“You’re a brute, Bab,” she cried.
“I’ll tell mamma!”
“Do, you little wretch!” returned Barbara,
whose flushed face looked lovely childlike in its
indignation beside the furious phiz of the tormenting
imp.
The monkey-creature left the room, sobbing; and Barbara
turned and was gone before Richard could thank her.
He heard no more of the matter, and for some time
had no farther trouble with Victoria.
Barbara had the kindest of hearts, but there was nothing
soft about her She held it a sin to spoil any
animal, not to say a child. For she had a strong
feeling, initiated possibly by her black nurse, that
the animals went on living after death, whence she
counted it a shame not to teach them; and held that,
if a sharp cut would make child or dog behave properly,
the woman was no lover of either who would spare it.
RICHARD AND WINGFOLD.
Barbara had more than once or twice heard Mr. Wingfold
preach, but had not once listened, or oven waked to
the fact that she had not listened. Unaccustomed
in childhood to any special regard of the Sunday, she
had neither pleasant nor unpleasant associations with
church-going; but she liked a good many things better,
and as she always did as she liked except she saw
reason to the contrary, she had hitherto gone to church
rather seldom. She might perhaps have sooner learned
to go regularly but for her mother’s extraordinary
behaviour there: certainly she could not sit
in the same pew with her reading her novel. Since
Mr. Wingfold had taken the part of the prophet Nathan,
and rebuked her, she had indeed ceased to go to church,
but Barbara, as I have said, was as yet only now and
then drawn thitherward.
Mr. Wingfold was almost as different from the clergyman
of Richard’s idea, as was Richard’s imagined
God from any believable idea of God. The two
men had never yet met, for what should bring a working-man
and the clergyman of the next parish together?

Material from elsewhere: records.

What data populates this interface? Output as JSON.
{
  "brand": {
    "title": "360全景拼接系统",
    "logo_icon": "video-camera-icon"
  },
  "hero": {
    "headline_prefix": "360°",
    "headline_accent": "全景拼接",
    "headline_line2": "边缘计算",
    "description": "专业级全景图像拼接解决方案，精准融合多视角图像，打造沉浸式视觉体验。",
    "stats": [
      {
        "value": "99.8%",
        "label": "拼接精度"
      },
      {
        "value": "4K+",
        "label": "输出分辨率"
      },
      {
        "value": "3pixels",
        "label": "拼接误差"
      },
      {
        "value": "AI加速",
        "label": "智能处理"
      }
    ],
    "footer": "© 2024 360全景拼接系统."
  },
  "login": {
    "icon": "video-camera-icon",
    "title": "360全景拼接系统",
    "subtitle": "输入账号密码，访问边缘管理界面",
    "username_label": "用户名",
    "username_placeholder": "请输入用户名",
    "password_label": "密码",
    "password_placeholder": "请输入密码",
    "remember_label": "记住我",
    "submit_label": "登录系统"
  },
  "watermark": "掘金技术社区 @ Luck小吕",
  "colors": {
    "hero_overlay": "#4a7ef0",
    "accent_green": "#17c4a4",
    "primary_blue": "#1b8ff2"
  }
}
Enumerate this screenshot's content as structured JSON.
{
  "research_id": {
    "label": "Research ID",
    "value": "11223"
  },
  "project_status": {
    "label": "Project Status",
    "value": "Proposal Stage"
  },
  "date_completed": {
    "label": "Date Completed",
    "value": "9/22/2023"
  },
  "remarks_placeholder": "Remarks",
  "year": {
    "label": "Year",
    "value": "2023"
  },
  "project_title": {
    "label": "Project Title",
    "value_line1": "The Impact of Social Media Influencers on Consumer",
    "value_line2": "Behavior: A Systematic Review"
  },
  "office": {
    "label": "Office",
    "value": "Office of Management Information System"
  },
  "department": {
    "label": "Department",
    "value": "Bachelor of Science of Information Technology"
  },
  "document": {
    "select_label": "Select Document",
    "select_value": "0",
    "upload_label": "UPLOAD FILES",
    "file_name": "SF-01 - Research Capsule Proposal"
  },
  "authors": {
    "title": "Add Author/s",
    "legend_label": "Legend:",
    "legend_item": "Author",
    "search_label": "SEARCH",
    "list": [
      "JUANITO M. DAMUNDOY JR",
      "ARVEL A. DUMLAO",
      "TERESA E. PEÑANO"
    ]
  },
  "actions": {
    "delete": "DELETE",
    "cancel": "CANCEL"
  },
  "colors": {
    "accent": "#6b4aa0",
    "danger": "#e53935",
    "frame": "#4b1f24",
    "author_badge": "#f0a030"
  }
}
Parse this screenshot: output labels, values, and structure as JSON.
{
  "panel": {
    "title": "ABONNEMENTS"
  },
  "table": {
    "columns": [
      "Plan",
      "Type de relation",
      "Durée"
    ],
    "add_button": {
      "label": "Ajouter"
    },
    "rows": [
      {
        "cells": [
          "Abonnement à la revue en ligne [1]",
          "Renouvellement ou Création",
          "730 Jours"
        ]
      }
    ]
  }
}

But one morning—he often went for a walk
in the early morning—Richard saw before
him, in the middle of a field-path, seated on a stile
and stopping his way, the back of a man in a gray
suit, evidently enjoying, like himself, the hour before
sunrise. He knew somehow that he was not a working-man,
but he did not suspect him one of the obnoxious class
which lives by fooling itself and others. Wingfold
heard Richard’s step, looked round, knew him
at once an artisan of some sort, and saw in him signs
of purpose and character strong for his years.
“Jolly morning!” he said.
“It is indeed, sir!” answered Richard.
“I like a walk in the morning better than at
any other time of the day!” said Wingfold.
“Well, sir, I do so too, though I can’t
tell why. I’ve often tried, but I haven’t
yet found out what makes the morning so different.”
“Come!” thought the clergyman; “here’s
something I haven’t met with too much of!”